Asian Business Issues - Rants & Raves, Illusions & Collusions etc.
Monday, June 09, 2008
Oil Market Views & Updates
Jun 6: WTI crude oil for July delivery spiked US$10 to new all-time high $139.12/b on dollar weakness and Morgan Stanley forecast revision for oil to reach $150/b within a month. Near-dated crude oil futures move back into backwardation. Futures past April 2011 remain in contango.
Deutsche Bank, Lehman: Back in the double digits, forward prices had already reached point at which new supplies can be triggered. But now market at a point where higher prices won't generate more supply. For every US$100 million in new inflows, WTI prices increase by 1.6%.
Hussman: Contango implies commercial inventory to build up on stockpiling
New record price obliterates not only nominal high but inflation-adjusted high of US$100-111/b reached in 1981 (when Iran cut exports)
Schwab: We are not experiencing a demand shock. Lack of spare capacity to match supply disruptions exacerbates fear factor, driving speculation and frenzied hedging.
Thanks to fuel subsidies, real price not high enough to cut demand.
Upside risks: low inventories, higher cost of production (due to labor shortages, credit crisis, extraction of unconventional sources), growing demand supported by fuel subsidies, $ weakness, speculation, hedging.

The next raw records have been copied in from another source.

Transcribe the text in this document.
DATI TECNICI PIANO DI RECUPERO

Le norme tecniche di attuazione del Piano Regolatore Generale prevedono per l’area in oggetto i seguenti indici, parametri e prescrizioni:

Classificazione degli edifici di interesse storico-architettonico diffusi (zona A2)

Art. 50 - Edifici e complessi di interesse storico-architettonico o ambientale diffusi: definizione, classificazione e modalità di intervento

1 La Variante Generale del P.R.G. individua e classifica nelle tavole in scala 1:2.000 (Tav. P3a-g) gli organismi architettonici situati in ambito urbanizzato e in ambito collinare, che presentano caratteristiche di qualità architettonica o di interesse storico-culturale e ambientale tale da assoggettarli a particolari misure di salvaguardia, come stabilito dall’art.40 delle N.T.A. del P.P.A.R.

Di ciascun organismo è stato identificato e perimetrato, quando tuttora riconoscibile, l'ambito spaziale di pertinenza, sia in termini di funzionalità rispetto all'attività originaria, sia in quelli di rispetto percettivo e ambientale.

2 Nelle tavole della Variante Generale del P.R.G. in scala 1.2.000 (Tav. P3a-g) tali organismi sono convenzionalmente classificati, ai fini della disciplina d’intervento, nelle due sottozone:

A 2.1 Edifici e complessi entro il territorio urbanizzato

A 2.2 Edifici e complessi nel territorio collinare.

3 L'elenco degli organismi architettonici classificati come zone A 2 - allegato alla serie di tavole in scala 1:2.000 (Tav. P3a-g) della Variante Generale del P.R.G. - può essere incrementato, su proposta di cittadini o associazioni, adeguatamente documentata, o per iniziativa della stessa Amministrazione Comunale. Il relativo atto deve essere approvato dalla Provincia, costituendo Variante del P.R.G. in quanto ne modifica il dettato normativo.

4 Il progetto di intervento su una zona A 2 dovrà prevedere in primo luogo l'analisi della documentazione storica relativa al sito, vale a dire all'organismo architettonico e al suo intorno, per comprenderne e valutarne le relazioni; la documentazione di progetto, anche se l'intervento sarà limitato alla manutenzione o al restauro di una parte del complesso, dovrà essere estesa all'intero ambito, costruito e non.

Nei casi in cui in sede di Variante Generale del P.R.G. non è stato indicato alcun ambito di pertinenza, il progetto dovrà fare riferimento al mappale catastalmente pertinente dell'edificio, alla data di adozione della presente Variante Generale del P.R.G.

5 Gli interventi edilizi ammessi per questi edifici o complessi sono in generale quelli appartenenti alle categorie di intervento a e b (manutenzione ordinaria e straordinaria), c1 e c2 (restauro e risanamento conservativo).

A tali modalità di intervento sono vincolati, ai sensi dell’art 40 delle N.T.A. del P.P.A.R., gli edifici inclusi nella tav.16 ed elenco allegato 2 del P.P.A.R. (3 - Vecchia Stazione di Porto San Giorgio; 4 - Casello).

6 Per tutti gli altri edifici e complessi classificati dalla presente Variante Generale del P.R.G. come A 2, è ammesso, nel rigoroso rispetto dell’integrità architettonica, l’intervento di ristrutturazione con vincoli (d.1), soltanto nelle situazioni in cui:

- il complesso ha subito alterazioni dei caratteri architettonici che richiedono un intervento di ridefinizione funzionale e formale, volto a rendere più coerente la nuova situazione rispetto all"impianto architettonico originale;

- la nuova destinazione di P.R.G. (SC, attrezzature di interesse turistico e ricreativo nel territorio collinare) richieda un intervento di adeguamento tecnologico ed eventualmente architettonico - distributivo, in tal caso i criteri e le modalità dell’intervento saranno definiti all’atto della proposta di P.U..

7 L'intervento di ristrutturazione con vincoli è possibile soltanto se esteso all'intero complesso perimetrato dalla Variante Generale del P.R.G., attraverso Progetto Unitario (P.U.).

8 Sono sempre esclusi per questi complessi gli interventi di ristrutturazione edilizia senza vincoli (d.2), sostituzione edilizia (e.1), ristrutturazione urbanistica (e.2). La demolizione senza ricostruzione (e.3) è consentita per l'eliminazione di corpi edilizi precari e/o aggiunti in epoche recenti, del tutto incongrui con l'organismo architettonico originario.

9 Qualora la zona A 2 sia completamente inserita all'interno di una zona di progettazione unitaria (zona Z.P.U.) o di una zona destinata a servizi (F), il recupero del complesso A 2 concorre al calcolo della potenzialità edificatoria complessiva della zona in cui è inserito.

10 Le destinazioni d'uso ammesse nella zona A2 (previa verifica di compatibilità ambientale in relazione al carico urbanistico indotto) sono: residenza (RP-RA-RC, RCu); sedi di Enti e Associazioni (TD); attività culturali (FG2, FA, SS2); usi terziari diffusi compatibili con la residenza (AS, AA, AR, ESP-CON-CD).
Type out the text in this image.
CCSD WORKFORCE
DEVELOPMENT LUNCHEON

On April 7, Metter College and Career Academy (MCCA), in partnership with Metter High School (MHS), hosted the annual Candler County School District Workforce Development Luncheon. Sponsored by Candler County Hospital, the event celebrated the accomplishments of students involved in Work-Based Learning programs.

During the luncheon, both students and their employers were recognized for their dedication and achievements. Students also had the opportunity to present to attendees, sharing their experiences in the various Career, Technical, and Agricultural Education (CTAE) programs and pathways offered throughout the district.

Spike risks: weather, geopolitics.
Downside risks: recession bets, end of refinery maintenance, high inventories, Saudi output hike, fuel subsidy cuts, increased non-OPEC supply and refinery capacity.
Consensus estimate for avg WTI price in 2008 raised from US$76/b to US$112/b (BNP: $124; UniCredit, UBS $115; EIA: $110; Goldman Sachs: $108; Barclays $97.70; Danske $83.5; Standard Chartered Bank $82; Natixis $67.7). Goldman Sachs raised forecast for H208 avg oil price to US$141 from US$107 due to fundamentals and resource protectionism by oil producers. Boone Pickens predicts US$150.
Fed: Absent supply disruptions, it will be difficult to sustain oil prices above US$100 (in 2008 dollars) over next 10 years.